Credit card fraud is an intensely serious subject at Citicorp, on par with marketing, a senior executive of the largest credit card bank said recently.

Whatever strides Citibank makes in attacking the industry's billion-dollar scourge, all banks benefit, because credit card fraud is a noncompetitive issue.

The subject came up at the Faulkner & Gray credit card conference in San Antonio two weeks ago, when Arthur T. DesLoges, Citibank's director of bank card fraud in the United States, discussed the bank's anti-fraud strategy.

In a more recent interview, Mr. DesLoges amplified his remarks, including the latest wrinkle in Citibank's efforts to enhance the security of its cards.

Since early this year, Citibank has been testing a new technique with Visa U.S.A. that would aid in card authentication by adding a number to the magnetic stripe.

The British-developed technology, called Watermark Magnetics, has never been tested here but is in use in Sweden and Canada. Two British banks, National Westminster Bank and Barclays Bank, are testing it.

Visa and MasterCard International are working collaboratively to use the Thorne EMI Ltd. technology, which is aimed at preventing card duplication.

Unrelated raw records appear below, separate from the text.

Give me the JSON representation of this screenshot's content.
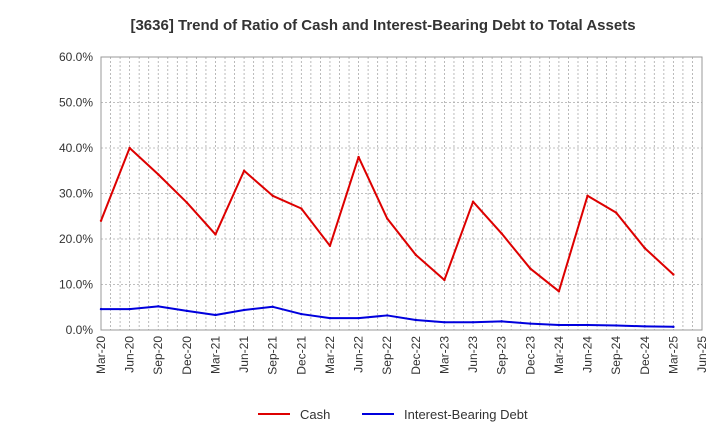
{
  "chart_data": {
    "type": "line",
    "title": "[3636]  Trend of Ratio of Cash and Interest-Bearing Debt to Total Assets",
    "xlabel": "",
    "ylabel": "",
    "ylim": [
      0,
      60
    ],
    "y_ticks": [
      "0.0%",
      "10.0%",
      "20.0%",
      "30.0%",
      "40.0%",
      "50.0%",
      "60.0%"
    ],
    "x_ticks": [
      "Mar-20",
      "Jun-20",
      "Sep-20",
      "Dec-20",
      "Mar-21",
      "Jun-21",
      "Sep-21",
      "Dec-21",
      "Mar-22",
      "Jun-22",
      "Sep-22",
      "Dec-22",
      "Mar-23",
      "Jun-23",
      "Sep-23",
      "Dec-23",
      "Mar-24",
      "Jun-24",
      "Sep-24",
      "Dec-24",
      "Mar-25",
      "Jun-25"
    ],
    "grid": true,
    "legend_position": "bottom",
    "series": [
      {
        "name": "Cash",
        "color": "#dd0000",
        "values": [
          24.0,
          40.0,
          34.2,
          28.0,
          21.0,
          35.0,
          29.5,
          26.7,
          18.5,
          38.0,
          24.5,
          16.5,
          11.0,
          28.2,
          21.2,
          13.5,
          8.5,
          29.5,
          25.8,
          18.0,
          12.2
        ]
      },
      {
        "name": "Interest-Bearing Debt",
        "color": "#0000dd",
        "values": [
          4.6,
          4.6,
          5.2,
          4.2,
          3.3,
          4.4,
          5.1,
          3.5,
          2.6,
          2.6,
          3.2,
          2.2,
          1.7,
          1.7,
          1.9,
          1.4,
          1.1,
          1.1,
          1.0,
          0.8,
          0.7
        ]
      }
    ]
  }
}
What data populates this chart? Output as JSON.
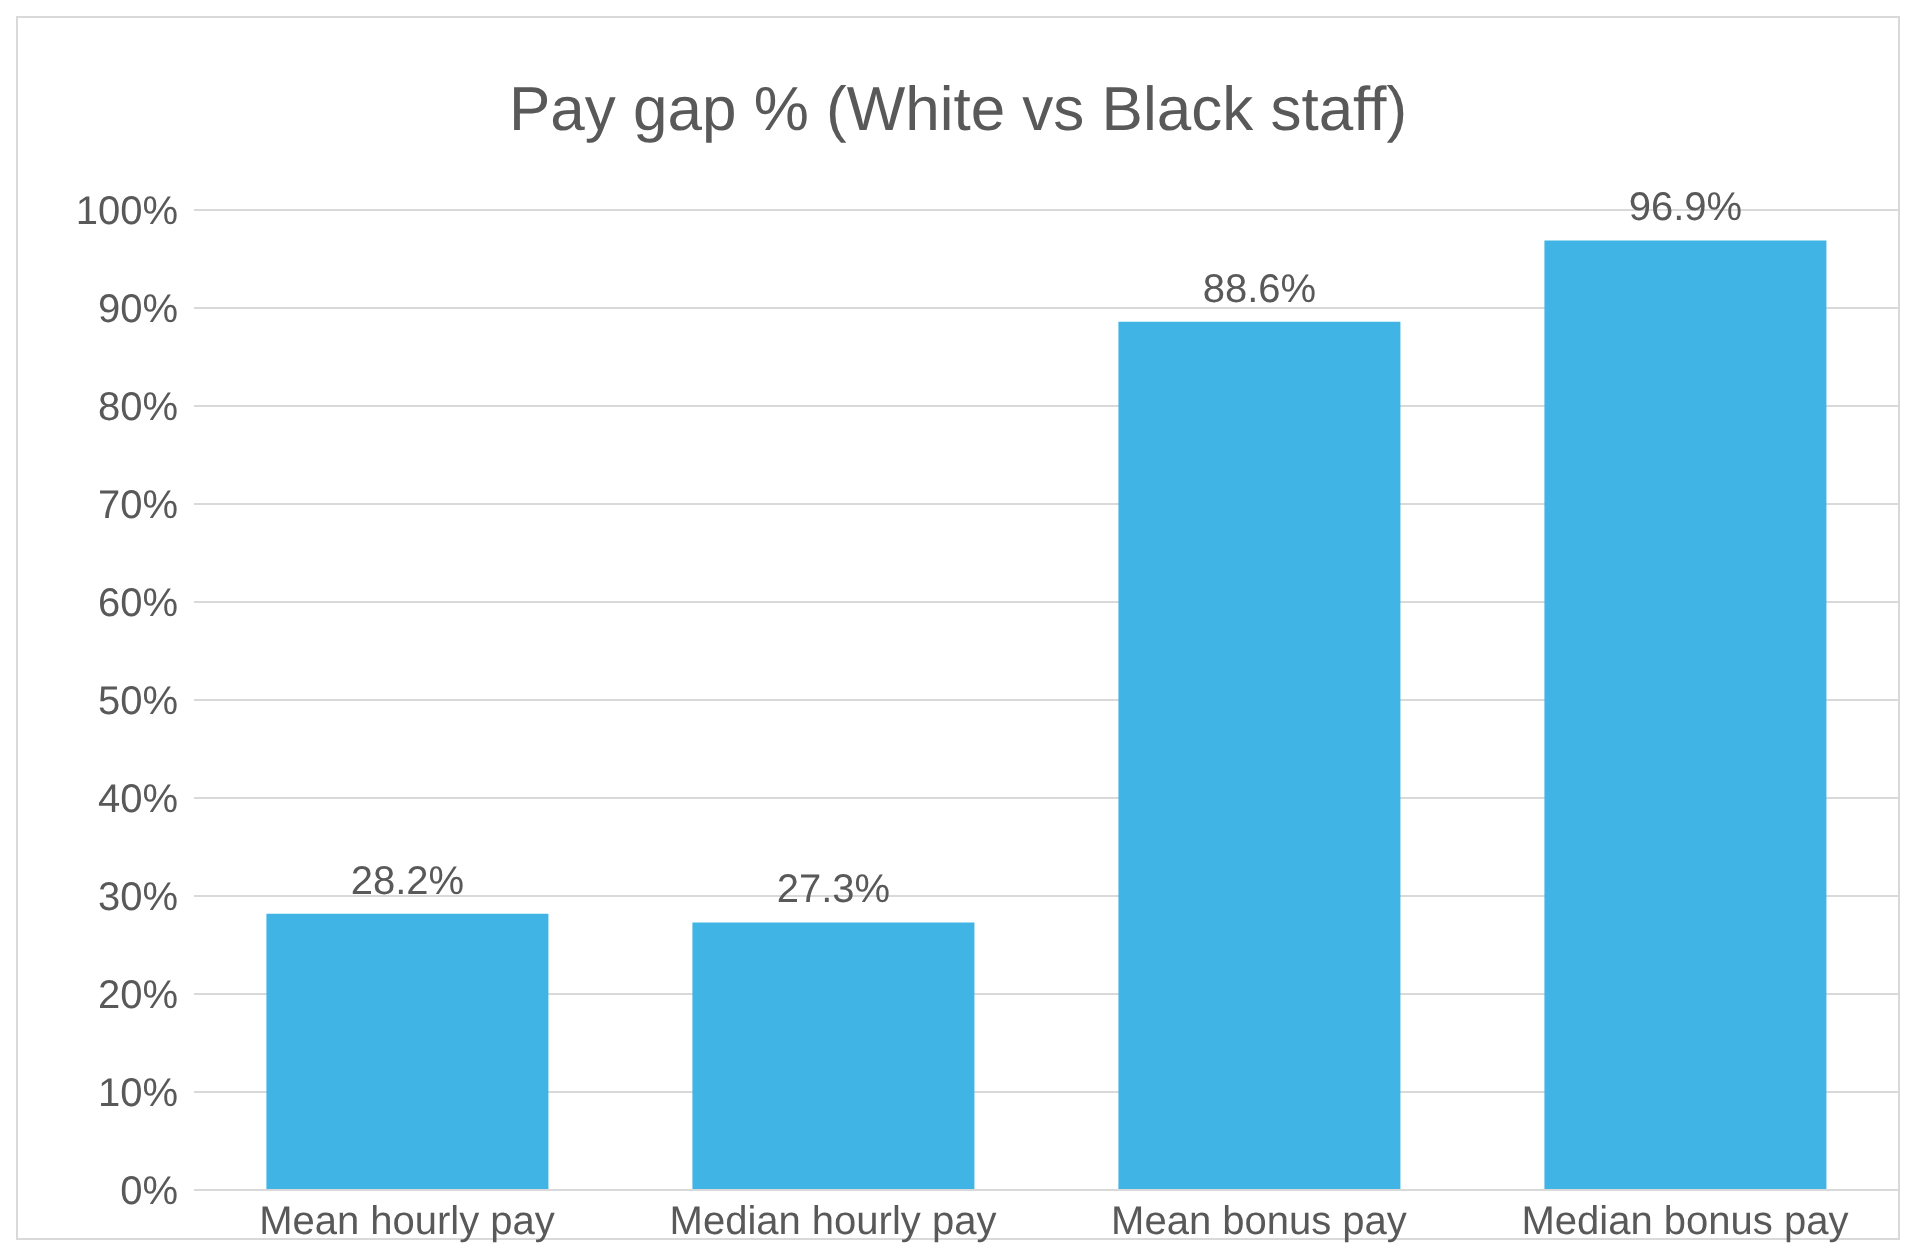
{
  "chart_data": {
    "type": "bar",
    "title": "Pay gap % (White vs Black staff)",
    "categories": [
      "Mean hourly pay",
      "Median hourly pay",
      "Mean bonus pay",
      "Median bonus pay"
    ],
    "values": [
      28.2,
      27.3,
      88.6,
      96.9
    ],
    "value_labels": [
      "28.2%",
      "27.3%",
      "88.6%",
      "96.9%"
    ],
    "color": "#41b4e6",
    "ylim": [
      0,
      100
    ],
    "yticks": [
      {
        "value": 0,
        "label": "0%"
      },
      {
        "value": 10,
        "label": "10%"
      },
      {
        "value": 20,
        "label": "20%"
      },
      {
        "value": 30,
        "label": "30%"
      },
      {
        "value": 40,
        "label": "40%"
      },
      {
        "value": 50,
        "label": "50%"
      },
      {
        "value": 60,
        "label": "60%"
      },
      {
        "value": 70,
        "label": "70%"
      },
      {
        "value": 80,
        "label": "80%"
      },
      {
        "value": 90,
        "label": "90%"
      },
      {
        "value": 100,
        "label": "100%"
      }
    ],
    "grid": "y"
  }
}
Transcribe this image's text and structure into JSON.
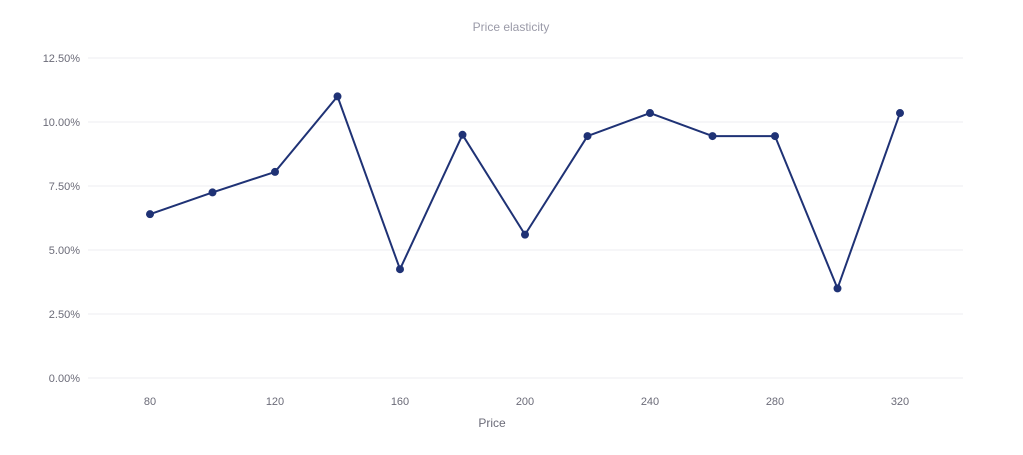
{
  "chart_data": {
    "type": "line",
    "title": "Price elasticity",
    "xlabel": "Price",
    "ylabel": "",
    "x": [
      80,
      100,
      120,
      140,
      160,
      180,
      200,
      220,
      240,
      260,
      280,
      300,
      320
    ],
    "x_ticks": [
      "80",
      "120",
      "160",
      "200",
      "240",
      "280",
      "320"
    ],
    "y_ticks": [
      "0.00%",
      "2.50%",
      "5.00%",
      "7.50%",
      "10.00%",
      "12.50%"
    ],
    "ylim": [
      0,
      12.5
    ],
    "xlim": [
      70,
      340
    ],
    "grid": true,
    "legend": "none",
    "series": [
      {
        "values": [
          6.4,
          7.25,
          8.05,
          11.0,
          4.25,
          9.5,
          5.6,
          9.45,
          10.35,
          9.45,
          9.45,
          3.5,
          10.35
        ]
      }
    ],
    "colors": {
      "line": "#1f3275",
      "grid": "#ececf0",
      "text": "#6b6b78",
      "title": "#9a9aa8"
    }
  }
}
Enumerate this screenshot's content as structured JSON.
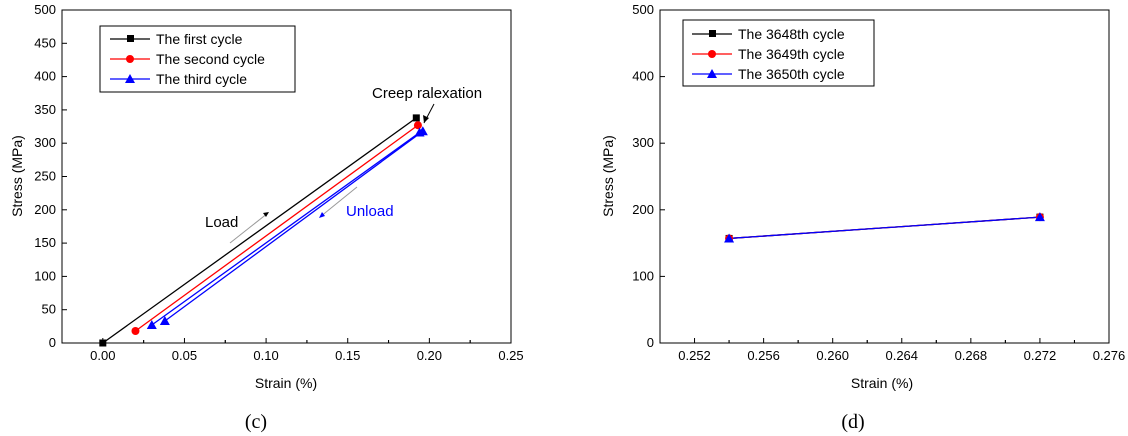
{
  "chart_data": [
    {
      "type": "line",
      "caption": "(c)",
      "xlabel": "Strain (%)",
      "ylabel": "Stress (MPa)",
      "xlim": [
        -0.025,
        0.25
      ],
      "ylim": [
        0,
        500
      ],
      "xticks": [
        "0.00",
        "0.05",
        "0.10",
        "0.15",
        "0.20",
        "0.25"
      ],
      "yticks": [
        "0",
        "50",
        "100",
        "150",
        "200",
        "250",
        "300",
        "350",
        "400",
        "450",
        "500"
      ],
      "legend_position": "top-left",
      "series": [
        {
          "name": "The first cycle",
          "color": "#000000",
          "marker": "square",
          "x": [
            0.0,
            0.192
          ],
          "y": [
            0,
            338
          ]
        },
        {
          "name": "The second cycle",
          "color": "#ff0000",
          "marker": "circle",
          "x": [
            0.02,
            0.193
          ],
          "y": [
            18,
            327
          ]
        },
        {
          "name": "The third cycle",
          "color": "#0000ff",
          "marker": "triangle",
          "x": [
            0.03,
            0.194
          ],
          "y": [
            27,
            316
          ]
        }
      ],
      "extra_segments": [
        {
          "color": "#0000ff",
          "x": [
            0.038,
            0.196
          ],
          "y": [
            33,
            318
          ]
        }
      ],
      "annotations": [
        {
          "text": "Creep ralexation",
          "color": "#000000"
        },
        {
          "text": "Load",
          "color": "#000000"
        },
        {
          "text": "Unload",
          "color": "#0000ff"
        }
      ]
    },
    {
      "type": "line",
      "caption": "(d)",
      "xlabel": "Strain (%)",
      "ylabel": "Stress (MPa)",
      "xlim": [
        0.25,
        0.276
      ],
      "ylim": [
        0,
        500
      ],
      "xticks": [
        "0.252",
        "0.256",
        "0.260",
        "0.264",
        "0.268",
        "0.272",
        "0.276"
      ],
      "yticks": [
        "0",
        "100",
        "200",
        "300",
        "400",
        "500"
      ],
      "legend_position": "top-left",
      "series": [
        {
          "name": "The 3648th cycle",
          "color": "#000000",
          "marker": "square",
          "x": [
            0.254,
            0.272
          ],
          "y": [
            157,
            189
          ]
        },
        {
          "name": "The 3649th cycle",
          "color": "#ff0000",
          "marker": "circle",
          "x": [
            0.254,
            0.272
          ],
          "y": [
            157,
            189
          ]
        },
        {
          "name": "The 3650th cycle",
          "color": "#0000ff",
          "marker": "triangle",
          "x": [
            0.254,
            0.272
          ],
          "y": [
            157,
            189
          ]
        }
      ]
    }
  ]
}
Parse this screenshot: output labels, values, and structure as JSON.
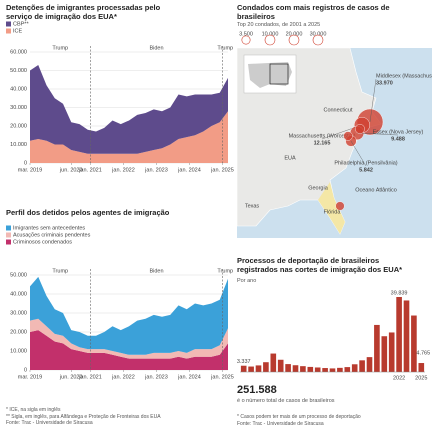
{
  "chart_data": [
    {
      "type": "stacked-area",
      "title": "Detenções de imigrantes processadas pelo serviço de imigração dos EUA*",
      "x": [
        "2019-03",
        "2019-06",
        "2019-09",
        "2019-12",
        "2020-03",
        "2020-06",
        "2020-09",
        "2020-12",
        "2021-03",
        "2021-06",
        "2021-09",
        "2021-12",
        "2022-03",
        "2022-06",
        "2022-09",
        "2022-12",
        "2023-03",
        "2023-06",
        "2023-09",
        "2023-12",
        "2024-03",
        "2024-06",
        "2024-09",
        "2024-12",
        "2025-03"
      ],
      "series": [
        {
          "name": "ICE",
          "color": "#f29c86",
          "values": [
            12000,
            13000,
            12000,
            10000,
            10000,
            7000,
            6000,
            5000,
            5000,
            5000,
            5000,
            5000,
            5000,
            5000,
            6000,
            7000,
            8000,
            10000,
            13000,
            14000,
            15000,
            17000,
            20000,
            22000,
            28000
          ]
        },
        {
          "name": "CBP**",
          "color": "#5e4b8c",
          "values": [
            38000,
            40000,
            30000,
            25000,
            22000,
            15000,
            15000,
            13000,
            12000,
            14000,
            18000,
            16000,
            18000,
            21000,
            21000,
            22000,
            20000,
            20000,
            24000,
            22000,
            22000,
            20000,
            17000,
            16000,
            18000
          ]
        }
      ],
      "ylim": [
        0,
        60000
      ],
      "yticks": [
        0,
        {
          "value": 10000,
          "label": "10.000"
        },
        {
          "value": 20000,
          "label": "20.000"
        },
        {
          "value": 30000,
          "label": "30.000"
        },
        {
          "value": 40000,
          "label": "40.000"
        },
        {
          "value": 50000,
          "label": "50.000"
        },
        {
          "value": 60000,
          "label": "60.000"
        }
      ],
      "xticks": [
        {
          "value": "2019-03",
          "label": "mar. 2019"
        },
        {
          "value": "2020-06",
          "label": "jun. 2020"
        },
        {
          "value": "2021-01",
          "label": "jan. 2021"
        },
        {
          "value": "2022-01",
          "label": "jan. 2022"
        },
        {
          "value": "2023-01",
          "label": "jan. 2023"
        },
        {
          "value": "2024-01",
          "label": "jan. 2024"
        },
        {
          "value": "2025-01",
          "label": "jan. 2025"
        }
      ],
      "periods": [
        "Trump",
        "Biden",
        "Trump"
      ],
      "period_lines": [
        "2021-01",
        "2025-01"
      ],
      "grid": true
    },
    {
      "type": "stacked-area",
      "title": "Perfil dos detidos pelos agentes de imigração",
      "x": [
        "2019-03",
        "2019-06",
        "2019-09",
        "2019-12",
        "2020-03",
        "2020-06",
        "2020-09",
        "2020-12",
        "2021-03",
        "2021-06",
        "2021-09",
        "2021-12",
        "2022-03",
        "2022-06",
        "2022-09",
        "2022-12",
        "2023-03",
        "2023-06",
        "2023-09",
        "2023-12",
        "2024-03",
        "2024-06",
        "2024-09",
        "2024-12",
        "2025-03"
      ],
      "series": [
        {
          "name": "Criminosos condenados",
          "color": "#c2306b",
          "values": [
            20000,
            21000,
            18000,
            15000,
            14000,
            11000,
            10000,
            9000,
            9000,
            9000,
            8000,
            7000,
            6000,
            6000,
            6000,
            6000,
            6000,
            6000,
            7000,
            6000,
            7000,
            7000,
            7000,
            8000,
            14000
          ]
        },
        {
          "name": "Acusações criminais pendentes",
          "color": "#f2b9b4",
          "values": [
            6000,
            6000,
            5000,
            4000,
            4000,
            3000,
            2000,
            2000,
            2000,
            2000,
            2000,
            2000,
            2000,
            2000,
            2000,
            3000,
            3000,
            3000,
            3000,
            3000,
            4000,
            4000,
            4000,
            5000,
            8000
          ]
        },
        {
          "name": "Imigrantes sem antecedentes",
          "color": "#3ba1d9",
          "values": [
            18000,
            22000,
            16000,
            13000,
            12000,
            7000,
            8000,
            7000,
            7000,
            9000,
            13000,
            12000,
            15000,
            18000,
            19000,
            20000,
            19000,
            20000,
            24000,
            23000,
            24000,
            23000,
            24000,
            24000,
            26000
          ]
        }
      ],
      "ylim": [
        0,
        50000
      ],
      "yticks": [
        0,
        {
          "value": 10000,
          "label": "10.000"
        },
        {
          "value": 20000,
          "label": "20.000"
        },
        {
          "value": 30000,
          "label": "30.000"
        },
        {
          "value": 40000,
          "label": "40.000"
        },
        {
          "value": 50000,
          "label": "50.000"
        }
      ],
      "xticks": [
        {
          "value": "2019-03",
          "label": "mar. 2019"
        },
        {
          "value": "2020-06",
          "label": "jun. 2020"
        },
        {
          "value": "2021-01",
          "label": "jan. 2021"
        },
        {
          "value": "2022-01",
          "label": "jan. 2022"
        },
        {
          "value": "2023-01",
          "label": "jan. 2023"
        },
        {
          "value": "2024-01",
          "label": "jan. 2024"
        },
        {
          "value": "2025-01",
          "label": "jan. 2025"
        }
      ],
      "periods": [
        "Trump",
        "Biden",
        "Trump"
      ],
      "period_lines": [
        "2021-01",
        "2025-01"
      ],
      "grid": true,
      "notes": [
        "* ICE, na sigla em inglês",
        "** Sigla, em inglês, para Alfândega e Proteção de Fronteiras dos EUA",
        "Fonte: Trac - Universidade de Siracusa"
      ]
    },
    {
      "type": "bubble-map",
      "title": "Condados com mais registros de casos de brasileiros",
      "subtitle": "Top 20 condados, de 2001 a 2025",
      "size_legend": [
        {
          "value": 3500,
          "label": "3.500"
        },
        {
          "value": 10000,
          "label": "10.000"
        },
        {
          "value": 20000,
          "label": "20.000"
        },
        {
          "value": 30000,
          "label": "30.000"
        }
      ],
      "color": "#d0402f",
      "points": [
        {
          "name": "Middlesex (Massachusetts)",
          "value": 33970,
          "value_label": "33.970"
        },
        {
          "name": "Massachusetts (Worcester)",
          "value": 12165,
          "value_label": "12.165"
        },
        {
          "name": "Essex (Nova Jersey)",
          "value": 9488,
          "value_label": "9.488"
        },
        {
          "name": "Philadelphia (Pensilvânia)",
          "value": 5842,
          "value_label": "5.842"
        },
        {
          "name": null,
          "value": 4500,
          "value_label": null
        },
        {
          "name": null,
          "value": 4000,
          "value_label": null
        },
        {
          "name": null,
          "value": 3800,
          "value_label": null
        }
      ],
      "map_labels": [
        "EUA",
        "Texas",
        "Georgia",
        "Flórida",
        "Oceano Atlântico",
        "Connecticut"
      ]
    },
    {
      "type": "bar",
      "title": "Processos de deportação de brasileiros registrados nas cortes de imigração dos EUA*",
      "subtitle": "Por ano",
      "color": "#b83a2e",
      "categories": [
        null,
        null,
        null,
        null,
        null,
        null,
        null,
        null,
        null,
        null,
        null,
        null,
        null,
        null,
        null,
        null,
        null,
        null,
        null,
        null,
        null,
        "2022",
        null,
        null,
        "2025"
      ],
      "values": [
        3337,
        2900,
        3500,
        5200,
        9800,
        6500,
        4200,
        3600,
        3100,
        2700,
        2400,
        2100,
        1900,
        2200,
        2600,
        4100,
        6200,
        7900,
        25000,
        19000,
        21000,
        39839,
        38000,
        30000,
        4765
      ],
      "value_labels": [
        "3.337",
        null,
        null,
        null,
        null,
        null,
        null,
        null,
        null,
        null,
        null,
        null,
        null,
        null,
        null,
        null,
        null,
        null,
        null,
        null,
        null,
        "39.839",
        null,
        null,
        "4.765"
      ],
      "total": "251.588",
      "total_text": "é o número total de casos de brasileiros",
      "notes": [
        "* Casos podem ter mais de um processo de deportação",
        "Fonte: Trac - Universidade de Siracusa"
      ]
    }
  ]
}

Essentially, a code of numbers is embedded in the magnetic stripe, arranged in a random pattern like a water mark. A Visa spokesman likened the code to a serial number, because each card is assigned a unique identity.

Watermark Magnetics is a concept similar to Visa's card verification value, or CVV, and MasterCard's card validation code, or CVC programs, said Mr. DesLoges.

A Visa spokesman said the Watermark product would complement CVV and CVC, which are used to determine whether the information in a card's magnetic stripe has been victimized by tampering.

Watermark technology, though, provides more protection than CVV and CVC, because those codes can be duplicated by a scam artist with the right equipment.

The Citibank test, involving only the bank's employees, may determine whether a national rollout will occur.

'A Lot of Questions'

Other fraud prevention technologies that Citibank and the industry are exploring include fingerprinting, retina scanning, and voice recognition.

Finger and retina scanning would require a consumer to come into a bank facility to provide the personal body identification information.

"There are a lot of questions and negatives concerning these technologies," said Mr. DesLoges, referring to the intrusiveness of capturing such data.

Both types of scanning are currently being used in high security environments, but Mr. DesLoges expressed doubts about their acceptance in the credit card industry.

Voice scanning, however, has a more promising future, because it can be accomplished over the telephone. Issuers would ask their cardholders to state, for example, their account numbers, which would be recorded and repeated at the time of authorization.

Citibank is currently conducting a test of this technology, said Mr. DesLoges.

Voice scanning is aimed at preventing the kind of fraud perpetrated when a scam artist impersonating the cardholder asks the issuing bank to change the billing address, and so on.

"Fraud losses used to be seen as just the cost of doing business," said Mr. DesLoges.

But that mindset quickly changed when Citibank noticed a 100% growth rate in losses from 1989 to 1991.

"We have since tripled our investment in terms of fraud-detecting technology and in experienced staff," said Mr. DesLoges.

One of the hallmarks of Citibank's war on fraud is the photo card, which features a picture of the cardholder on the front of the credit card.

The consumer press, however, has criticized photo cards for being gimmicky, and too dependent on the retail clerk's taking the time to make a proper comparison.

Mr. DesLoges argued that it is still too early to measure the effectiveness of photo cards, because so few issuers are offering them that merchants do not perceive the photos as a standard security feature.

Also, he said, photo cards reduce the street value of stolen cards, which can be as high as $200. "We do know that what criminals fear most is arrest," he said, "and that that chance is increased with a photo card."